MECHANISMS OF CA2+-INDEPENDENT CONTRACTION IN SINGLE PERMEABILIZED FERRET AORTA CELLS

The mechanisms by which prostaglandin F2alpha (PGF2alpha) can cause contractions at constant intracellular Ca2+ were investigated by the direct measurement of force from single saponin-permeabilized smooth muscle cells from the ferret aorta. The size of PGF2alpha contractions did not change between pCa 9.0) and pCa 6.6. The remainder of the experiments were carried out at pCa 7.0. At pCa 7.0, PGF2alpha (0.1-100 muM) induced sustained force in a dose-dependent manner, reaching a maximum (2.61+/-0.20 muN, n=14) in 10 minutes. Both protein kinase C pseudosubstrate inhibitor (3 muM) and staurosporine (1 muM) significantly inhibited PGF2alpha (100 muM)-induced contractions, but staurosporine was more effective. Staurosporine caused 88.8+/-13.3% inhibition, whereas protein kinase C pseudosubstrate inhibitor inhibited 62.3+/-9.6% of the PGF2alpha-induced contraction. An inhibitor of type-1 and type-2A protein phosphatases, microcystin-LR, at a concentration of 1 muM induced a gradual and sustained contraction (1.53+/-0.21 muN). A lower concentration of microcystin-LR (100 nM) also induced a small but significant contraction (0.36+/-0.26 muN).
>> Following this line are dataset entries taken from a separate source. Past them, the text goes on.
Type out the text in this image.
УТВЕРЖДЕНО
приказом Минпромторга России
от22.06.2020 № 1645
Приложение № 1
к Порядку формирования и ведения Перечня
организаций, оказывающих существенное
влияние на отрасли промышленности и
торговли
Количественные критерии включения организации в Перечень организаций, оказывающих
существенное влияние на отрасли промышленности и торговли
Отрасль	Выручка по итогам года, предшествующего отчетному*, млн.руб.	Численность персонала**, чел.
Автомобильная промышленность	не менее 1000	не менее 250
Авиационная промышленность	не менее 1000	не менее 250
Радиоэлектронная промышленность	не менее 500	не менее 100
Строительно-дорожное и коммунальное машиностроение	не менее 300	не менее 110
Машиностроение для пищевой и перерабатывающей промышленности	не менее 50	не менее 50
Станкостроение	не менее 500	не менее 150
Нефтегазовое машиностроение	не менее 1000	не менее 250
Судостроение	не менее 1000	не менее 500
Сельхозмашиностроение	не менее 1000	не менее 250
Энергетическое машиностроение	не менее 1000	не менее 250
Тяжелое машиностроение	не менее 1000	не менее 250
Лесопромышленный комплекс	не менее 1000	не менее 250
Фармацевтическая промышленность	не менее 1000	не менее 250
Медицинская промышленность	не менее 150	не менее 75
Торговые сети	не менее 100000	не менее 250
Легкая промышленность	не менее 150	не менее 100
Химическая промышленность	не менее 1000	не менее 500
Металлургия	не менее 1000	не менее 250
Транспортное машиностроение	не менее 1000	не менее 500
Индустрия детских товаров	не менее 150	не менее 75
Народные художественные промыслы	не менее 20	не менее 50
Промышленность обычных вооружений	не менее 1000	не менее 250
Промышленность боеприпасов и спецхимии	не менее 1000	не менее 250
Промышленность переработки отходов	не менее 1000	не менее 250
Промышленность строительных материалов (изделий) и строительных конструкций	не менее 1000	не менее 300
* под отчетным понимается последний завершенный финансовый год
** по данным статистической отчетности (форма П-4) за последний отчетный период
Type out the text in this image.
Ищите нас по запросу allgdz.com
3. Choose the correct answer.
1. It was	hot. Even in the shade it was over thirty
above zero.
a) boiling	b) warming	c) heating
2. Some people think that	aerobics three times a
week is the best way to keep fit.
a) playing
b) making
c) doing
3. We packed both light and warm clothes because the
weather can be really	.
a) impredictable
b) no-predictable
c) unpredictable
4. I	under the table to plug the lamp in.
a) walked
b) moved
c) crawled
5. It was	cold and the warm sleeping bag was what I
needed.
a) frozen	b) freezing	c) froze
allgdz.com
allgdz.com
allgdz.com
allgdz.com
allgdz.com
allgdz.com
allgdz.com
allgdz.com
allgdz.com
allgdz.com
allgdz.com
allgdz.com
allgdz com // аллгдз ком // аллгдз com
Pretreatment with both 1 muM and 100 nM microcystin-LR caused significant inhibition of the PGF2alpha-induced contraction from 2.61+/-0.20 muN (n = 14) to 0.32+/-0.20 muN (n=6) (p<0.01) and 1.52+/-0.21 muN (n=6) (p<0.01), respectively. These results indicate that the part of the PGF2alpha-induced contraction that occurs at a constant, low intracellular Ca2+ is the combined result of activation of protein kinase C and phosphatase inhibition.